VEC Employs 3-D, 4-D, 5-D Modeling on Projects
YOUNGSTOWN, Ohio — Augmented reality and virtual reality – terms normally associated with the video game industry – have become phrases electrical contractors hear often.
Advances in technology have enabled electrical contractors to deliver more sophisticated products to their customers and provide more efficiency in new construction projects.
“We do a lot of what’s called BIM, or building information modeling, along with augmented reality and virtual reality,” says Adam Davis, director of design and drafting at VEC Inc., Girard. It’s more likely you’ll find design engineers peering into a computer screen rather than poring over schematics spread on a large drawing table.
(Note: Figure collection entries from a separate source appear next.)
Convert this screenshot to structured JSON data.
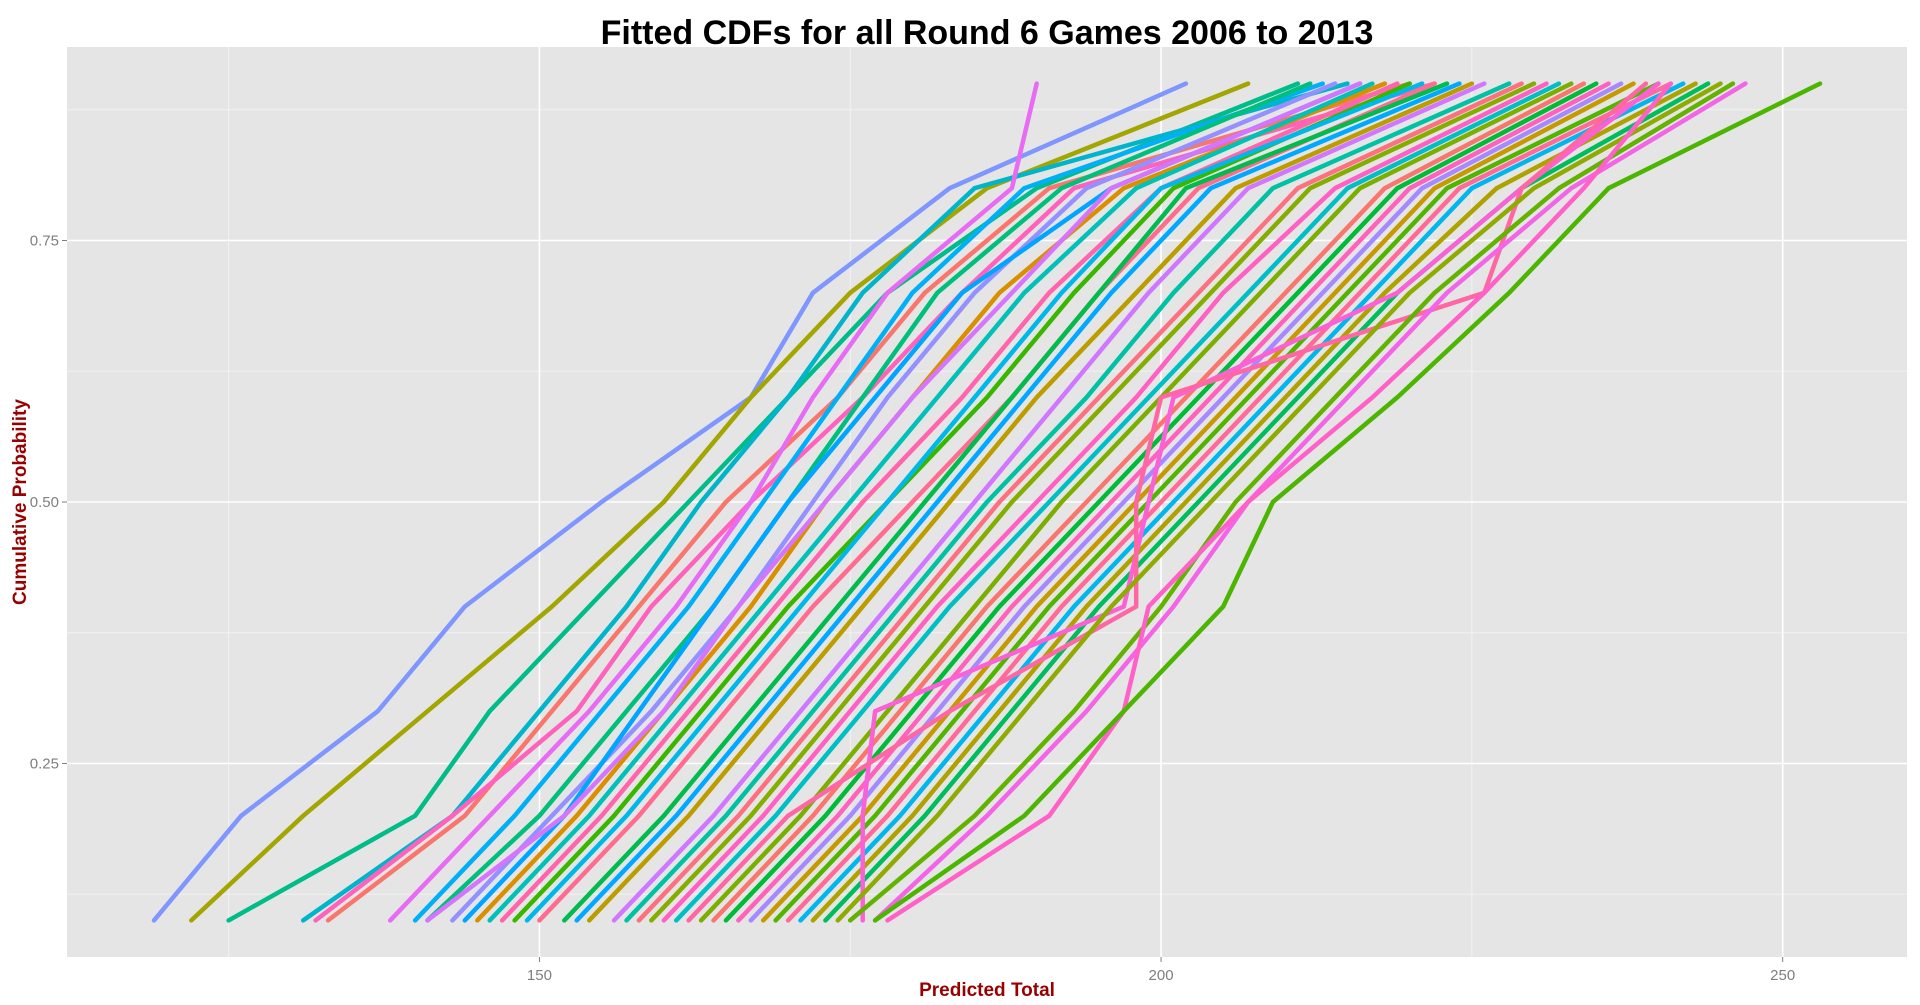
{
  "chart_data": {
    "type": "line",
    "title": "Fitted CDFs for all Round 6 Games 2006 to 2013",
    "xlabel": "Predicted Total",
    "ylabel": "Cumulative Probability",
    "axis_title_color": "#990000",
    "panel_background": "#e5e5e5",
    "grid": true,
    "legend": "none",
    "xlim": [
      112,
      260
    ],
    "ylim": [
      0.065,
      0.935
    ],
    "xticks": [
      150,
      200,
      250
    ],
    "xtick_labels": [
      "150",
      "200",
      "250"
    ],
    "yticks": [
      0.25,
      0.5,
      0.75
    ],
    "ytick_labels": [
      "0.25",
      "0.50",
      "0.75"
    ],
    "y_levels": [
      0.1,
      0.2,
      0.3,
      0.4,
      0.5,
      0.6,
      0.7,
      0.8,
      0.9
    ],
    "series": [
      {
        "color": "#7F96FF",
        "x": [
          119,
          126,
          137,
          144,
          155,
          167,
          172,
          183,
          202
        ]
      },
      {
        "color": "#A3A500",
        "x": [
          122,
          131,
          141,
          151,
          160,
          167,
          175,
          186,
          207
        ]
      },
      {
        "color": "#00BC89",
        "x": [
          125,
          140,
          146,
          154,
          162,
          170,
          178,
          190,
          211
        ]
      },
      {
        "color": "#00B5CA",
        "x": [
          131,
          143,
          150,
          157,
          163,
          170,
          176,
          185,
          215
        ]
      },
      {
        "color": "#F8766D",
        "x": [
          133,
          144,
          151,
          158,
          165,
          174,
          181,
          191,
          220
        ]
      },
      {
        "color": "#FF62BC",
        "x": [
          132,
          143,
          153,
          159,
          167,
          176,
          184,
          193,
          222
        ]
      },
      {
        "color": "#E76BF3",
        "x": [
          138,
          146,
          154,
          161,
          167,
          172,
          178,
          188,
          190
        ]
      },
      {
        "color": "#00B0F6",
        "x": [
          140,
          148,
          155,
          162,
          168,
          174,
          180,
          189,
          213
        ]
      },
      {
        "color": "#00BF7D",
        "x": [
          141,
          150,
          157,
          164,
          170,
          176,
          182,
          192,
          212
        ]
      },
      {
        "color": "#9590FF",
        "x": [
          143,
          151,
          159,
          166,
          172,
          178,
          185,
          194,
          214
        ]
      },
      {
        "color": "#00A5FF",
        "x": [
          144,
          152,
          158,
          164,
          170,
          177,
          184,
          196,
          216
        ]
      },
      {
        "color": "#D89000",
        "x": [
          145,
          153,
          160,
          167,
          173,
          180,
          187,
          197,
          218
        ]
      },
      {
        "color": "#00C0B8",
        "x": [
          146,
          154,
          161,
          168,
          175,
          182,
          189,
          198,
          217
        ]
      },
      {
        "color": "#FF65AC",
        "x": [
          147,
          155,
          162,
          169,
          176,
          184,
          191,
          200,
          219
        ]
      },
      {
        "color": "#39B600",
        "x": [
          148,
          156,
          163,
          170,
          178,
          186,
          193,
          201,
          220
        ]
      },
      {
        "color": "#D575FE",
        "x": [
          141,
          152,
          160,
          166,
          173,
          180,
          188,
          196,
          216
        ]
      },
      {
        "color": "#00B8E7",
        "x": [
          149,
          157,
          164,
          171,
          178,
          185,
          192,
          200,
          221
        ]
      },
      {
        "color": "#FF6C90",
        "x": [
          150,
          158,
          165,
          172,
          180,
          188,
          195,
          203,
          222
        ]
      },
      {
        "color": "#00BB4E",
        "x": [
          152,
          160,
          167,
          174,
          181,
          188,
          195,
          202,
          223
        ]
      },
      {
        "color": "#00A9FF",
        "x": [
          153,
          161,
          168,
          175,
          182,
          189,
          196,
          204,
          224
        ]
      },
      {
        "color": "#BB9D00",
        "x": [
          154,
          162,
          169,
          176,
          183,
          190,
          198,
          206,
          225
        ]
      },
      {
        "color": "#CF78FF",
        "x": [
          156,
          164,
          171,
          178,
          185,
          192,
          199,
          207,
          226
        ]
      },
      {
        "color": "#00C1A3",
        "x": [
          157,
          165,
          172,
          179,
          186,
          194,
          201,
          209,
          228
        ]
      },
      {
        "color": "#FC717F",
        "x": [
          158,
          166,
          173,
          180,
          187,
          195,
          203,
          211,
          229
        ]
      },
      {
        "color": "#85AD00",
        "x": [
          159,
          167,
          174,
          181,
          188,
          196,
          204,
          212,
          230
        ]
      },
      {
        "color": "#FF61C3",
        "x": [
          160,
          168,
          175,
          182,
          190,
          198,
          205,
          214,
          231
        ]
      },
      {
        "color": "#00BFC4",
        "x": [
          161,
          169,
          176,
          183,
          191,
          199,
          207,
          215,
          232
        ]
      },
      {
        "color": "#7CAE00",
        "x": [
          163,
          171,
          178,
          185,
          192,
          200,
          208,
          216,
          233
        ]
      },
      {
        "color": "#F8766D",
        "x": [
          164,
          172,
          179,
          186,
          194,
          202,
          210,
          218,
          234
        ]
      },
      {
        "color": "#00BA38",
        "x": [
          165,
          173,
          180,
          187,
          195,
          203,
          211,
          219,
          235
        ]
      },
      {
        "color": "#FF62BC",
        "x": [
          166,
          174,
          181,
          188,
          196,
          204,
          212,
          220,
          236
        ]
      },
      {
        "color": "#A58AFF",
        "x": [
          167,
          175,
          182,
          189,
          197,
          205,
          213,
          221,
          237
        ]
      },
      {
        "color": "#C49A00",
        "x": [
          168,
          176,
          183,
          190,
          198,
          206,
          214,
          222,
          238
        ]
      },
      {
        "color": "#53B400",
        "x": [
          169,
          177,
          184,
          191,
          199,
          207,
          215,
          223,
          240
        ]
      },
      {
        "color": "#FF6A98",
        "x": [
          170,
          178,
          185,
          192,
          200,
          208,
          216,
          224,
          241
        ]
      },
      {
        "color": "#00B6EB",
        "x": [
          171,
          179,
          186,
          193,
          201,
          209,
          217,
          225,
          242
        ]
      },
      {
        "color": "#AEA200",
        "x": [
          172,
          180,
          187,
          194,
          202,
          210,
          218,
          227,
          243
        ]
      },
      {
        "color": "#00BD5C",
        "x": [
          173,
          181,
          188,
          195,
          203,
          211,
          219,
          229,
          244
        ]
      },
      {
        "color": "#FB61D7",
        "x": [
          176,
          176,
          177,
          197,
          199,
          201,
          219,
          229,
          240
        ]
      },
      {
        "color": "#FF67A4",
        "x": [
          162,
          170,
          183,
          198,
          198,
          200,
          226,
          229,
          239
        ]
      },
      {
        "color": "#8FAA00",
        "x": [
          174,
          182,
          189,
          196,
          204,
          212,
          220,
          230,
          245
        ]
      },
      {
        "color": "#64B200",
        "x": [
          175,
          185,
          193,
          200,
          206,
          214,
          222,
          232,
          246
        ]
      },
      {
        "color": "#F365E6",
        "x": [
          177,
          186,
          194,
          201,
          207,
          215,
          223,
          233,
          247
        ]
      },
      {
        "color": "#FF61C9",
        "x": [
          178,
          191,
          197,
          199,
          207,
          217,
          226,
          234,
          241
        ]
      },
      {
        "color": "#4BB500",
        "x": [
          177,
          189,
          197,
          205,
          209,
          219,
          228,
          236,
          253
        ]
      }
    ]
  }
}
“3-D imaging is a tool we use, but there’s also 4-D, adding the element of cost into the 3-D model, and then 5-D, which is adding a schedule,” Davis says. VEC, a multifaceted design-build company, develops 3-D models on specialized software that attends to every electrical detail in a building project, down to a light switch.
Davis says the use of 3-D modeling has dramatically changed his industry. “The collaboration tools have really improved,” he notes. It wasn’t that long ago that the virtual design process was more compartmentalized and 3-D modeling software could handle only so much. That meant that contractors had to work from several virtual schematics.
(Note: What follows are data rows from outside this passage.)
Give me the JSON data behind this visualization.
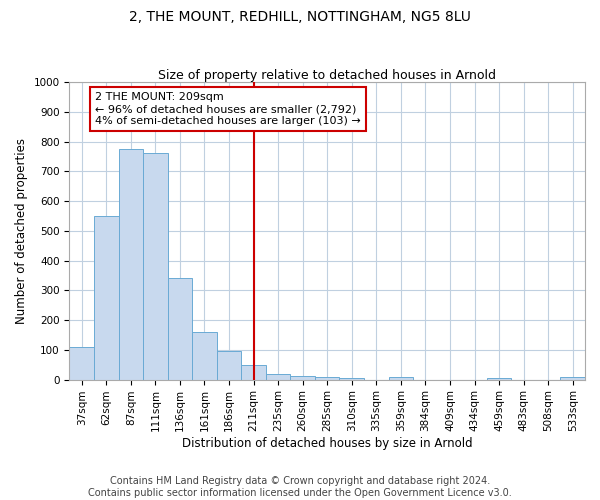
{
  "title": "2, THE MOUNT, REDHILL, NOTTINGHAM, NG5 8LU",
  "subtitle": "Size of property relative to detached houses in Arnold",
  "xlabel": "Distribution of detached houses by size in Arnold",
  "ylabel": "Number of detached properties",
  "bar_labels": [
    "37sqm",
    "62sqm",
    "87sqm",
    "111sqm",
    "136sqm",
    "161sqm",
    "186sqm",
    "211sqm",
    "235sqm",
    "260sqm",
    "285sqm",
    "310sqm",
    "335sqm",
    "359sqm",
    "384sqm",
    "409sqm",
    "434sqm",
    "459sqm",
    "483sqm",
    "508sqm",
    "533sqm"
  ],
  "bar_values": [
    110,
    550,
    775,
    760,
    340,
    160,
    97,
    50,
    18,
    13,
    10,
    6,
    0,
    8,
    0,
    0,
    0,
    5,
    0,
    0,
    8
  ],
  "bar_color": "#c8d9ee",
  "bar_edge_color": "#6aaad4",
  "vline_x_index": 7,
  "vline_color": "#cc0000",
  "annotation_line1": "2 THE MOUNT: 209sqm",
  "annotation_line2": "← 96% of detached houses are smaller (2,792)",
  "annotation_line3": "4% of semi-detached houses are larger (103) →",
  "annotation_box_color": "#ffffff",
  "annotation_box_edge": "#cc0000",
  "ylim": [
    0,
    1000
  ],
  "yticks": [
    0,
    100,
    200,
    300,
    400,
    500,
    600,
    700,
    800,
    900,
    1000
  ],
  "footer_line1": "Contains HM Land Registry data © Crown copyright and database right 2024.",
  "footer_line2": "Contains public sector information licensed under the Open Government Licence v3.0.",
  "bg_color": "#ffffff",
  "grid_color": "#c0d0e0",
  "title_fontsize": 10,
  "subtitle_fontsize": 9,
  "axis_label_fontsize": 8.5,
  "tick_fontsize": 7.5,
  "annotation_fontsize": 8,
  "footer_fontsize": 7
}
“It was clunky,” Davis says. “Coordination was tough and it was done piecemeal.”
Software has advanced to where the entire project is integrated into one 3-D package, making it easier to see how the electrical work relates to the construction job in its entirety, Davis says.
To offer an example, he pulls up a 3-D model of the Hollywood Gaming at Mahoning Valley Race Course in Austintown. “There was a coordinated 3-D model for the racino project,” he says. Via a computer, the contractor can manipulate the image of the entire complex on a screen and, with a click of a key, remove a virtual wall or ceiling to uncover the electrical design behind it.
“We did a lot of virtual processes from construction,” he says. “The electrical, mechanical and HVAC systems – there was even a beverage conduit system. We had to coordinate all the areas of this project, but we used 3-D models to make it all happen.”
VEC uses the same process on other projects, including major jobs such as Vallourec Star’s $1 billion pipe mill in Youngstown, Matalco’s $125 million plant under construction in Lordstown, and numerous other projects linked to the oil and gas industry.
These software models help builders and contractors during construction. And, just as important, they help the project owner maintain and manage a facility long after construction is finished, Davis says. “When there’s a light out, they just click on the model,” and the needed information, such as the type of bulb needed, appears on the screen, giving the maintenance department all it needs to resolve the problem.
In the not-so-distant future, these models could also be used to assist first-responders when an emergency arises, Davis notes. Virtual images of the design of a building would be projected on the inside of a firefighter’s safety mask, for example, so he could navigate his way through a corridor filled with smoke. “There’s a company that we’ve worked with out of California that’s developing these displays for first-responders,” he says.
Meanwhile, Davis says, he sees a steady amount of opportunities where VEC can bid on new construction projects.
“The oil and gas industry is still driving a lot of our business,” Davis says, despite the slowdown in that market. VEC has landed several contracts from energy companies involved in well-pad construction and infrastructure work.
“That business is down a bit,” Davis relates, “but it’s still a huge part of what is happening regionally.”
According to market research published by IBISWorld, the electrical contracting industry is expected to fully rebound from the Great Recession over the next five years. This growth, the report says, is fueled by a rebound in residential and commercial construction along with retrofitting and renovation projects aimed at improving energy efficiency for customers.
The industry earns $150 billion in revenues annually and is expected to grow 5% a year through 2025.
Pictured: VEC Inc. used 3-D modeling for electrical projects at Vallourec, Matalco and Hollywood Gaming at Mahoning Valley Race Course, says director of design and drafting Adam Davis.